His conversation was as any minister’s should be.

He spoke of the love shown by the Colossians toward each other, their faithfulness to Jesus Christ, their reception of the gospel, and the fruit that was being displayed by the church. He also spoke highly of their love of spiritual things (Col. 1:4-8; 2:5). In no way was he negative of the members of the body of Christ where he served.

A Praying Man

We also see that Epaphras was a prayer warrior (Col. 4:12-13).

Scripture tells us that he was “always labouring fervently” in prayers. His prayers were not general; they were specific requests to God.  Those requests manifest to us his desire to see the church “stand perfect and complete in all the will of God.”

His burden is further shown by his great zeal.

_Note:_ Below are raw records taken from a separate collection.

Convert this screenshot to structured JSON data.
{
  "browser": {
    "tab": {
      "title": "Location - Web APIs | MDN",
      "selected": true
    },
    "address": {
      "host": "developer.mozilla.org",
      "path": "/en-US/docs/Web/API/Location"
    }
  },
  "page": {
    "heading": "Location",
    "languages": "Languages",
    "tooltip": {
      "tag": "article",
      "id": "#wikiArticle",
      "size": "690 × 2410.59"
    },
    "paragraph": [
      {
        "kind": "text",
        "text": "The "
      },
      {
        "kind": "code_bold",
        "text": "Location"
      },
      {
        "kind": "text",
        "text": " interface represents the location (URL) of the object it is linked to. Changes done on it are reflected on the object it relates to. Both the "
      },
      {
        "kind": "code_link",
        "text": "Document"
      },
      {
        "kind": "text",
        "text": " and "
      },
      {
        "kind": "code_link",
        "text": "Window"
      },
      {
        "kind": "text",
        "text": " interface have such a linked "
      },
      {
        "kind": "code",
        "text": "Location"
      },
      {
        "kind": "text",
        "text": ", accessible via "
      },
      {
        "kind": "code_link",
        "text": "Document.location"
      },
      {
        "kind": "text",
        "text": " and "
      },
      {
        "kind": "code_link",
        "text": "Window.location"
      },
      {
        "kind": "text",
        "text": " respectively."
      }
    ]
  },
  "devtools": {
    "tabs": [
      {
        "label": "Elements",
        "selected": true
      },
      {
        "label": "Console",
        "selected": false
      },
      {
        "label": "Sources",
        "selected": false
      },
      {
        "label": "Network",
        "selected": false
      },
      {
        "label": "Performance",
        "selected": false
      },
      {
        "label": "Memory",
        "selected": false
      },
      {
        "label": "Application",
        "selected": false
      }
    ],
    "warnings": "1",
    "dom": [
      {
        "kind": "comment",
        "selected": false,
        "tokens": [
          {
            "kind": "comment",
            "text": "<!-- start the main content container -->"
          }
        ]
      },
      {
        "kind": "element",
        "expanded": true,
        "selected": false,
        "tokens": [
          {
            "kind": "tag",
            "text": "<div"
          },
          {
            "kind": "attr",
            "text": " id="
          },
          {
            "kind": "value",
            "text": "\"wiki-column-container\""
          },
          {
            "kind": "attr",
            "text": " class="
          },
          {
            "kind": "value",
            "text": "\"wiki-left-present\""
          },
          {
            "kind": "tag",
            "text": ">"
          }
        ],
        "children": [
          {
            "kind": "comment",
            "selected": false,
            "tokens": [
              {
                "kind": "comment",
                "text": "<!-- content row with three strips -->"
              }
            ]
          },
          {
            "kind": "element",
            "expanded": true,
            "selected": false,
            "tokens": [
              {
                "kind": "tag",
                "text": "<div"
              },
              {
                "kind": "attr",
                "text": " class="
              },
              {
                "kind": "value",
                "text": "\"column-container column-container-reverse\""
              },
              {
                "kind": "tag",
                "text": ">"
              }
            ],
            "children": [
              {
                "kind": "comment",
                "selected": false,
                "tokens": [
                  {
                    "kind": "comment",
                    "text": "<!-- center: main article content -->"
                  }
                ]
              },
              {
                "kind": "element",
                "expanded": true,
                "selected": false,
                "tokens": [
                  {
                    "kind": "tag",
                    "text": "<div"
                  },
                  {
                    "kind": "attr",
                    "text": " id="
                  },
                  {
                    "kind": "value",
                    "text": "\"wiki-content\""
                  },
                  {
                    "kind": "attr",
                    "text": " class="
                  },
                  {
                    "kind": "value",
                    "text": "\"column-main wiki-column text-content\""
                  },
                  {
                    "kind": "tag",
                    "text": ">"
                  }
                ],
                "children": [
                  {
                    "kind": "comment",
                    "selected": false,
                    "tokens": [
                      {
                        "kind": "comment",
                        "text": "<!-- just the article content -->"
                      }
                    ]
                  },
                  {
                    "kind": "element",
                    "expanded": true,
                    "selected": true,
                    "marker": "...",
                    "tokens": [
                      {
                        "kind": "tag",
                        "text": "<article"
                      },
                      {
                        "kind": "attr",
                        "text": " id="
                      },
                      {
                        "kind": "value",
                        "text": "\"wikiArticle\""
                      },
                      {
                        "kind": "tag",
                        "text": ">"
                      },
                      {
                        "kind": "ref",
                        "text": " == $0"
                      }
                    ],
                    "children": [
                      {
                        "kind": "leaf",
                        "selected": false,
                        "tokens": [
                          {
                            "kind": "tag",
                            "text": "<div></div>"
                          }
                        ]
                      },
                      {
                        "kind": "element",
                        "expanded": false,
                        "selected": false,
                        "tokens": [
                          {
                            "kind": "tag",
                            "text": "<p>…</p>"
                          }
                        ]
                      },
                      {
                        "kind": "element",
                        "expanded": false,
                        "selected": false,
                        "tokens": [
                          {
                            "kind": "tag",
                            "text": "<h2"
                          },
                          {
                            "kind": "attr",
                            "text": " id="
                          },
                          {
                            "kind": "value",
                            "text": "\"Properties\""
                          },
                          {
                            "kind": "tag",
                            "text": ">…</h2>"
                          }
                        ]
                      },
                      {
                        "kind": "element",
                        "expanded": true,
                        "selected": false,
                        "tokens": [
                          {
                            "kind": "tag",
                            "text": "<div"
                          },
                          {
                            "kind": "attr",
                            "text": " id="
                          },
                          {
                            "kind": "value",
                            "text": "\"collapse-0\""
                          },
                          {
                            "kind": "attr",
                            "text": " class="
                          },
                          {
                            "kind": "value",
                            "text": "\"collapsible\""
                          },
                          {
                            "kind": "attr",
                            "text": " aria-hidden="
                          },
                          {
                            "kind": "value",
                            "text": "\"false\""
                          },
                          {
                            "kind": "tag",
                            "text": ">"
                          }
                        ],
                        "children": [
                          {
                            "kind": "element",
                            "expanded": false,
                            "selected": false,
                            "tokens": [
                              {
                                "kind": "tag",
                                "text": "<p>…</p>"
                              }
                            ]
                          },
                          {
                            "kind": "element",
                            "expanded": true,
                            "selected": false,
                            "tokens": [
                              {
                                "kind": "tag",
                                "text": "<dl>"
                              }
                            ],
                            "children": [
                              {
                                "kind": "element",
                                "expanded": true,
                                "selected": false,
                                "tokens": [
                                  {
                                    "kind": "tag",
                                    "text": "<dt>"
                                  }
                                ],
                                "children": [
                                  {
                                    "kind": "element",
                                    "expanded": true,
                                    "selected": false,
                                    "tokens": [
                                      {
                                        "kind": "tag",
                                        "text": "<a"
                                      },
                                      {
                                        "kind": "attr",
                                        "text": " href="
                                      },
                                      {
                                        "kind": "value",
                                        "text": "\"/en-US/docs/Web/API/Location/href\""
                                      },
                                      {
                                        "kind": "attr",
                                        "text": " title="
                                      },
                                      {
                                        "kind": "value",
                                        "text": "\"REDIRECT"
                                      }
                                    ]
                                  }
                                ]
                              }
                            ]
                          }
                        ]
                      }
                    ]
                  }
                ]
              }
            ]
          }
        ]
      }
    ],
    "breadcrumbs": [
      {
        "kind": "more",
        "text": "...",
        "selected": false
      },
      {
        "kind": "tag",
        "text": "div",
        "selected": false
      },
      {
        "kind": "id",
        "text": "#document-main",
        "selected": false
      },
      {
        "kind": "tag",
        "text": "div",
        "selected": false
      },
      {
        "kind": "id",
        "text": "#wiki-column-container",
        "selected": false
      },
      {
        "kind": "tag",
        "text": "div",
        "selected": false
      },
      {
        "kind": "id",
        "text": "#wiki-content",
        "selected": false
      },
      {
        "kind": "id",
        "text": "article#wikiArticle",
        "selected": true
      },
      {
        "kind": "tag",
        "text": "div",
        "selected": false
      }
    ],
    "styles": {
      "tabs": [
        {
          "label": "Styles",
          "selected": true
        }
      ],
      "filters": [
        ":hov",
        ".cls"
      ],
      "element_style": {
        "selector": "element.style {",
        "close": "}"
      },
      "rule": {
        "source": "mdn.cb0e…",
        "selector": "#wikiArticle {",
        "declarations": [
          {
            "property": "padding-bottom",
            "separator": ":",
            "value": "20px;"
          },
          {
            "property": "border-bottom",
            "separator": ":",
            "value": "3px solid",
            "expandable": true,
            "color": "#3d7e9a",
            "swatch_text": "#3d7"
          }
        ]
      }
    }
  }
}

It is refreshing to hear a minister speak excitedly about his congregants and the growth that is being experienced by the individual members of the body.

Epaphras’s focus was on what was right about the church.

His concerns focused on what would help the church go further in their walk with Christ. He wasted no time in gleaning from Paul instruction that would help him further his ministry to these people.

A Standing Man

Epaphras is also mentioned in Philemon 23.  Here he is described as being a “fellowprisoner.”

Was he arrested while visiting the city, arrested while ministering in Colosse and then brought forcefully to Rome, or arrested later and brought back to Rome, we do not know. We only know his stand for Christ led to his imprisonment of some sort.

The mention of his name in Paul’s letter to Philemon lets us know that Epaphras remained faithful in spite of difficult circumstances.

Faithfulness is a character trait that each of us should covet especially in these times of uncertainly. Faithfulness, service, zeal, and prayerfulness should be the description of every saint’s character.